Responses to these issues need to be supported by accurate evidence, carefully researched and intelligently evaluated. This current review provides a marvellous opportunity for gathering that evidence; let’s not waste the chance. Because every new mother is not an intrusion into the maternity unit (or, indeed, into the care system as a whole) to be dealt with as pragmatically as possible; she is the purpose of it. She should be provided for with kindness and dignity. During her own individual care, other than when dire emergency makes it unrealistic, she should be consciously, and gently, involved in the decision-making. And now, we need her involvement in helping shape the maternity care of the future.
I have only a few comments on other specific issues. First of all, a word in defence of the professionals: it’s very hard for midwives or doctors to give the level of friendliness coupled with professionalism to which I’ve referred, if all staff are working long hours at full stretch, and then some. Now, did you ever hear of an army commander, say, defending the territory of his country, saying “I can’t possibly send a load of rockets over there, this week, I’m over budget already!” ? No. In a military operation, you do what’s necessary. OK, then: in maternity care, you need to do what’s necessary. Even when it needs extra staff. I have strong suspicions that a little common-sense would enable a lot of savings to be made in many other areas, but don’t get me started…!
Next, let’s not overlook the simplest of factors in individual care plans; for example, a particular smell, or preponderance of a certain colour in the immediate surroundings, may invoke severely negative recollections, perhaps even leading to high levels of anxiety, in the case of a particular mother. It might take nothing more than a few poster type pictures, or a preferred room freshener, to correct this in a labour room. Hardly a bank-breaker, but what a difference it could make!

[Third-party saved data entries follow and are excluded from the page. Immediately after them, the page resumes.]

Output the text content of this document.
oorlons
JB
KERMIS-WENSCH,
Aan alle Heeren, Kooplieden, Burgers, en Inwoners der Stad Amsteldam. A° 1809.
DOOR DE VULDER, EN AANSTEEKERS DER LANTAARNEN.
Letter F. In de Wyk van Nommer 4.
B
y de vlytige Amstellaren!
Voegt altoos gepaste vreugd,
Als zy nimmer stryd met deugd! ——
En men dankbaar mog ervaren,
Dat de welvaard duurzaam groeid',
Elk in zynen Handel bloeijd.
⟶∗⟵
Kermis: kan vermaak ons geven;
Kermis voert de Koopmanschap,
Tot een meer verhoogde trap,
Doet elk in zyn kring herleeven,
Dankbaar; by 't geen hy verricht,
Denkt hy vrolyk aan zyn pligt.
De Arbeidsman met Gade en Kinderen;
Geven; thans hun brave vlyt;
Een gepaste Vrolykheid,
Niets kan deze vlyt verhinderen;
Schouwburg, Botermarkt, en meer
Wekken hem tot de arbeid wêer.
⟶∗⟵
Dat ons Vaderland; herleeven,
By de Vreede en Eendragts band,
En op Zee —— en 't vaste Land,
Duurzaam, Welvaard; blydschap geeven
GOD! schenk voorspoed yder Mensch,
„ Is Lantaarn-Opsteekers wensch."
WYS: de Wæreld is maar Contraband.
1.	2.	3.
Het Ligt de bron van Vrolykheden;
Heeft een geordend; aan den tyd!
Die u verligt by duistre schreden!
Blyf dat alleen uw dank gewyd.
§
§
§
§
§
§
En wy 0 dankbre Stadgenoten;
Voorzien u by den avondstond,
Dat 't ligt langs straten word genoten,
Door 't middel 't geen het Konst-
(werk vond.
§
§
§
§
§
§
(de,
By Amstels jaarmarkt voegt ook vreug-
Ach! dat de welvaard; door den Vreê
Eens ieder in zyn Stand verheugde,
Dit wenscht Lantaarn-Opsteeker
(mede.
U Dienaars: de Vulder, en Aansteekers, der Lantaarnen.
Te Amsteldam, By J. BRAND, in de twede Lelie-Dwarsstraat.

Finally, in this day of ever-advancing technology, let us never set aside one highly valuable aid to the assessment of labour; it’s always available, and won’t run out of battery power at just the wrong moment. Experienced midwives use it a lot. Let’s make sure they pass on their skill in its use to their younger colleagues. It is, of course… careful observation… of the mother’s face!
I have tried to set out my thoughts, as far as possible, in the form of questions; I’m aware that answers are not always easy to find. Answers like “We’ve always done it this way, why change now?” or “We haven’t the trained staff!” are not acceptable. But I hope we can find good answers, so that our central aim can be met.
If you’ve got this far, you’re a star. I’d love to know whether you think all this is sense, or nonsense. And also, how your individual specific concerns relate to what I’ve tried to say. So please let me know via the comments box. You see, I’m no obstetrician… just a dad. So, thanks for reading.